First decide what is your strength.

The two main bottle necks I see in building a saas company are product and distribution.

By product I mean what are you solving. You can build anything under the sun. But does it really provide value is a tough question to answer. The best way to answer that question is to do sales.

Sales brings us to distribution. Distribution is basically another word for sales but there is more to it. Distribution also includes how will the user buy your product and how you will on-board the user.

Figuring out product and distribution applies to all kinds of saas products be it for enterprise or SMEs. Of course the methods of solving for each are drastically different.

When my brother and I started sumtracker we did not properly define what do we solve. We decided we solve inventory management for everyone. We didn’t pick any particular customer profile or problem area in inventory management.
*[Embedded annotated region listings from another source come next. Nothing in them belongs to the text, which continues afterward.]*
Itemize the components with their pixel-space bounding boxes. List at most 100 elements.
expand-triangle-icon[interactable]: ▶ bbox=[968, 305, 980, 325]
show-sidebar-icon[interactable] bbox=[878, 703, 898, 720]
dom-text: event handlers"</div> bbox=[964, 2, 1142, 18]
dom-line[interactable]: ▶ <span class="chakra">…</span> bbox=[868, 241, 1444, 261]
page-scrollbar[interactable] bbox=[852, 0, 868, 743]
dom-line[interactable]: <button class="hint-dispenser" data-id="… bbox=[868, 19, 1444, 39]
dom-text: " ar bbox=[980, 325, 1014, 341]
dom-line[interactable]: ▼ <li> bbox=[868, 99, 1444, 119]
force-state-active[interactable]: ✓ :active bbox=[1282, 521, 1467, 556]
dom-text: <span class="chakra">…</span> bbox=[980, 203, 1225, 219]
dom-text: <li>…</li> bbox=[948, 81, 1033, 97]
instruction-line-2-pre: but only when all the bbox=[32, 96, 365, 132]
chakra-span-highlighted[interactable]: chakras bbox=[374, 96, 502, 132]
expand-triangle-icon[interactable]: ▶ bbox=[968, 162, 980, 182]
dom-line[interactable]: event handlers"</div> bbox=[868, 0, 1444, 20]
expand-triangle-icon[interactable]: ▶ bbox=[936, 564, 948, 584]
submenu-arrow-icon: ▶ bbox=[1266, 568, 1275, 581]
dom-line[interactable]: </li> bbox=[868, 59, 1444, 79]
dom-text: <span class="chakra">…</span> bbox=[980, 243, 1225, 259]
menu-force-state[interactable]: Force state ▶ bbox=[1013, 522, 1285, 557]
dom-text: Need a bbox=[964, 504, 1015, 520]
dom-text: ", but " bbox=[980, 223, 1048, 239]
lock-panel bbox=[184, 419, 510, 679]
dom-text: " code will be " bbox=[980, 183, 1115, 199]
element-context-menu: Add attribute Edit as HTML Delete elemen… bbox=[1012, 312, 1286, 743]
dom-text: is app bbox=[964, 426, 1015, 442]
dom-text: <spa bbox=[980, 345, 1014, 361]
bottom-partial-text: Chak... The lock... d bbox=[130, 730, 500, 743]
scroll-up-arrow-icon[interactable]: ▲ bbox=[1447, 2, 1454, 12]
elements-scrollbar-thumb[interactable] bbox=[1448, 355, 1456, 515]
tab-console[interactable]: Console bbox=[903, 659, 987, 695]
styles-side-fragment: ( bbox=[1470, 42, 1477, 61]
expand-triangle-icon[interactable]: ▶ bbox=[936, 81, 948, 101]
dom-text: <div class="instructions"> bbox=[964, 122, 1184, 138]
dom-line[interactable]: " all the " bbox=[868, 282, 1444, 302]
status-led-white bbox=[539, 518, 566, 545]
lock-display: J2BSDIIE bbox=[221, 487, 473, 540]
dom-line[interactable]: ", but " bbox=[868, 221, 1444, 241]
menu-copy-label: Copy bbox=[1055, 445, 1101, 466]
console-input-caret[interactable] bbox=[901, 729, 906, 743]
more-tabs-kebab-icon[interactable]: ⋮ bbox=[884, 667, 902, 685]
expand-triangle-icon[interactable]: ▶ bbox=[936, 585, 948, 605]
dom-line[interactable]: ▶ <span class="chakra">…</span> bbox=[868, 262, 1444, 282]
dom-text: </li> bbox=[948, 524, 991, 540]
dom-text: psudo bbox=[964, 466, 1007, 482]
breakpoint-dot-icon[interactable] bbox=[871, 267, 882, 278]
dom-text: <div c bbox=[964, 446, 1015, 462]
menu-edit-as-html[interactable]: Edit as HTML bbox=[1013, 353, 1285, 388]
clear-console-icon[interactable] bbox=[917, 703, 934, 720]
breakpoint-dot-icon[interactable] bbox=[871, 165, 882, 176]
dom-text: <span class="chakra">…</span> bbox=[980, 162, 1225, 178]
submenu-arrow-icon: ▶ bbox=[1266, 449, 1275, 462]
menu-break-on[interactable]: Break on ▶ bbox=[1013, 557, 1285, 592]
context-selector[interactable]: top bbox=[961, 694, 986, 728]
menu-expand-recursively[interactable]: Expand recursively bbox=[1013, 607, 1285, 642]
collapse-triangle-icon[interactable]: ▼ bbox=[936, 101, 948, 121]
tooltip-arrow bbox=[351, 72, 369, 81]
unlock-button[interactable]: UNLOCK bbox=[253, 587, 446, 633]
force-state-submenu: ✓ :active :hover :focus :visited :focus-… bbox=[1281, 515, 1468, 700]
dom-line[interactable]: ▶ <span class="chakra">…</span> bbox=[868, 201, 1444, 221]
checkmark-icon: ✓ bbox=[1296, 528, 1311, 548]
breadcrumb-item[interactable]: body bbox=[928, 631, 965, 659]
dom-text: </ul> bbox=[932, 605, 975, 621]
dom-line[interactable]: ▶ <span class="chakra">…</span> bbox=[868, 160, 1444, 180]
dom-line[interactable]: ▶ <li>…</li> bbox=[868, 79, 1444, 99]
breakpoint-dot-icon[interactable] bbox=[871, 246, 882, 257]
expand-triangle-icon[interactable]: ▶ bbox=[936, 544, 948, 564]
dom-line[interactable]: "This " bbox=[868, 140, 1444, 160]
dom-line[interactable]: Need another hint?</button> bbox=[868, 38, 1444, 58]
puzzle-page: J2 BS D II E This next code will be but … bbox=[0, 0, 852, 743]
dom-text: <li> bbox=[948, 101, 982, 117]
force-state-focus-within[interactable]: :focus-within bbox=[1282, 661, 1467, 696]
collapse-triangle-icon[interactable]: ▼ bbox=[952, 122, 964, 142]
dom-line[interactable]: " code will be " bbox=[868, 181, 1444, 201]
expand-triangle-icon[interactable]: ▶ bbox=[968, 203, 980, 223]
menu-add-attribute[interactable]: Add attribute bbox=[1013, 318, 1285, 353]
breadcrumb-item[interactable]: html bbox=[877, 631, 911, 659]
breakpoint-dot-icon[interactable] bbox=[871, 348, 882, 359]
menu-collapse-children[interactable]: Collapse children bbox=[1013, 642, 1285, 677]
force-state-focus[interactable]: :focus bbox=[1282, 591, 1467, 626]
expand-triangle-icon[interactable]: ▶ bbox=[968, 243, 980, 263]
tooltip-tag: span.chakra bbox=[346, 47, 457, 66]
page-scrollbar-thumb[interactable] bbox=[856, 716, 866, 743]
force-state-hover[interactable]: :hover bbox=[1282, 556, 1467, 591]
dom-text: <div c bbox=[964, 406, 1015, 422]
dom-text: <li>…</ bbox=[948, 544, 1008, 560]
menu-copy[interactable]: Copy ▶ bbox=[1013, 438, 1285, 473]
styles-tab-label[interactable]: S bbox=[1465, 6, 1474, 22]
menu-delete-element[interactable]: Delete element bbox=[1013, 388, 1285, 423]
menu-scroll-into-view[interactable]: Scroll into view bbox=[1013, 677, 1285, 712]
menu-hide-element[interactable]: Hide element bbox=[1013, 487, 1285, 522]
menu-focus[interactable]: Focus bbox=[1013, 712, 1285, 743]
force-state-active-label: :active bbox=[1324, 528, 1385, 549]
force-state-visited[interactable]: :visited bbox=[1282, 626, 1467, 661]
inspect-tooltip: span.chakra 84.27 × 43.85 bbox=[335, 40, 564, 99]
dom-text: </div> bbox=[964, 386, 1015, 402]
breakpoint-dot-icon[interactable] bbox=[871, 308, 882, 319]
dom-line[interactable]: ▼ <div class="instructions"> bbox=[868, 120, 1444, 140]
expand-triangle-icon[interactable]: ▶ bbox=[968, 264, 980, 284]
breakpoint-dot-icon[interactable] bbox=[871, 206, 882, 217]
Because of this we suffered a lot. We kept on building features on customer requests and our product went haywire. Doing sales was very hard. We didn’t have any qualifying criteria for customers. On-boarding customers was a long and frustrating experience for us and probably for the customer too. There was no direction in our approach. It was like doing services but for very less money and carrying the weight of a complex codebase for no reason.

It became clear to us that we need to stop what we are doing.

We did stop and took a 5 months break. We decided to give sumtracker another shot and this time we chose a customer profile; consumer brand startups. But we were not really sure what is the exact product we should build in the area of inventory management. We went along with the pitch we had learned from our experiences so far; manage internal inventory movement data to maintain accurate inventory levels. After working with several clients we again felt that we are repeating the same mistakes. Our product problem statement was still not well defined. This time the answer was not to do more sales since we already had done some sales. We needed to do market research and learn more about what problems we had discovered so far and what products are available in the market to solve those problems. And find out all the products our customers or potential customers use.

It is best to do this kind research very extensively. We did find out many products and found out where we lagged in giving a closure to our problem statement. This time we defined our product as inventory and order fulfillment for online sellers. This changed everything for us. Now we know how to qualify our customer, anyone who sells online and needs to fulfil orders and manage inventory. It is easy for us and even the customer to figure out if they need sumtracker. Finding this was a long journey which involved; working with clients to find out what they need, studying what is already out there and designing an amazing product.

Defining your problem statement is essentially defining your target market and what problem you will solve. These 2 things make up what we call as the product and solves the first bottleneck in building a saas company. If you are a product guy and someone gives you a well defined problem statement you can start building the product. Building the right product will take time and is a journey rather than a single event. But what matters is you know in which direction to move.

A great product still needs distribution. Companies with good distribution and a bad product will survive but no company can survive without distribution. Setting up distribution is a chicken and egg problem. I thought of many different methods of distribution like outbound inside sales, lead generation via ads and app stores of big companies. Each method seemed to take up a lot of time and money. So we had to choose the method which suits us best given our skills and resources.

A note for new founders is that you should move to figuring out distribution when you are sure about the product definition. If you doubt that the problem statement or customer profile is not tested go back and clear that before proceeding.

My brother and I love to build products more than marketing. So we decided to go with the distribution method which gives us more time to work on the product and to make the onboarding DIY. We also don’t want to hire sales and marketing staff for now. The app store method is the best option considering this. Outbound sales is the most time consuming and expensive. Inbound lead generation on-boarding can be made DIY but it is expensive to run ads.

As I mentioned before distribution involves 3 things; sales, purchase and on-boarding. The app store method gets good marks on all 3 aspects. But a big tradeoff is that you have to work on your product a lot to make it DIY. This can be very expensive. So choose wisely based on your skills and resources.

The conclusion for us is that we are building sumtracker which is an inventory and order fulfilment software for online merchants and we will be launching our app on several app stores. The first one is the Shopify app store.